Published November 15, 2013
JPMorgan Chase & Co (JPM) said on Friday it has agreed to pay $4.5 billion to settle claims by investors who lost money on mortgage-backed securities before the collapse of the U.S. housing market.
The bank reached the agreement with 21 institutional investors in 330 residential mortgage-backed securities trusts issued by JPMorgan and Bear Stearns, which it took over during the financial crisis, according to the bank and lawyers for the investors.
The deal still has to be accepted by trustees for the trusts holding the securities, the parties said.
The settlement does not include trusts issued by Washington Mutual, which JPMorgan also acquired.
The deal is separate from the preliminary $13 billion settlemnet JPMorgan has reached with the U.S. government that would resolve a raft of actions over mortgage-backed securities.
"This settlement is another imoprtant step in J.P. Morgan's efforts to resolve legacy related RMBS matters," the bank said in a statement.

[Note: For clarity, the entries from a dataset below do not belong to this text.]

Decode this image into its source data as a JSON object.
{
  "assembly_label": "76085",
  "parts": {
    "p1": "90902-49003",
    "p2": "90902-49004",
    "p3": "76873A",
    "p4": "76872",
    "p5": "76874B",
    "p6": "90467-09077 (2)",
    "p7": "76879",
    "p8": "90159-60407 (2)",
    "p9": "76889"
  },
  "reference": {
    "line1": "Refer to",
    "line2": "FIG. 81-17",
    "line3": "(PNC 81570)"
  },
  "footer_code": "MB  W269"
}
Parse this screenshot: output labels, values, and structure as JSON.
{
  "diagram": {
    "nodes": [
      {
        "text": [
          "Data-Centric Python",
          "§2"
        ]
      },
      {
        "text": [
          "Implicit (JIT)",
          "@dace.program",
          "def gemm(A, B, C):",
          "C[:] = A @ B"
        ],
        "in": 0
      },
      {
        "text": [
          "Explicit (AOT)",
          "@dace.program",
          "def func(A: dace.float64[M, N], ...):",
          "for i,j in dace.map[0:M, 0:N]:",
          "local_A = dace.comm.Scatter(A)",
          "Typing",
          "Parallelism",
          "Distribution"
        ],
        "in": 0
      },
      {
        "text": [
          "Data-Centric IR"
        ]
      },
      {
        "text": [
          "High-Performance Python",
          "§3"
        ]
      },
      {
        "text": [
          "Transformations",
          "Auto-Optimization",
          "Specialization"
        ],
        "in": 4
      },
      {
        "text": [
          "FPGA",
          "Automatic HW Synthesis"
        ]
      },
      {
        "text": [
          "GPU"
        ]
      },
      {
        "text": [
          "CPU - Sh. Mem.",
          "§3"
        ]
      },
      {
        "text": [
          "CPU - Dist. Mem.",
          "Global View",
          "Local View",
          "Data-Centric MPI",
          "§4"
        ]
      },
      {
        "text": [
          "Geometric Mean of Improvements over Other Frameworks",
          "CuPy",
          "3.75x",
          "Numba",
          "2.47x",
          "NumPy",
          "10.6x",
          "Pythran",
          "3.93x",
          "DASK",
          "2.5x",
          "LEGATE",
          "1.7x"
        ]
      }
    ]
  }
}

Under the agreement, trustees have until Jan. 15 to accept the offer, which may be extended for another 60 days, according to Gibbs & Bruns, the Houston law firm that represented the institutional investors.
The 21 investors include BlackRock Inc, Metlife Inc, Allianz SE's Pacific Investment Management Company, th e TCW Group and Bayerische Landesbank.
If accepted, the deal would resolve claims that JPMorgan and Bear Stearns misrepresented the mortgages underlying the securities, JPMorgan said. It would also resolve servicing claims on all trusts issued by the bank and Bear Stearns between 2005 and 2008.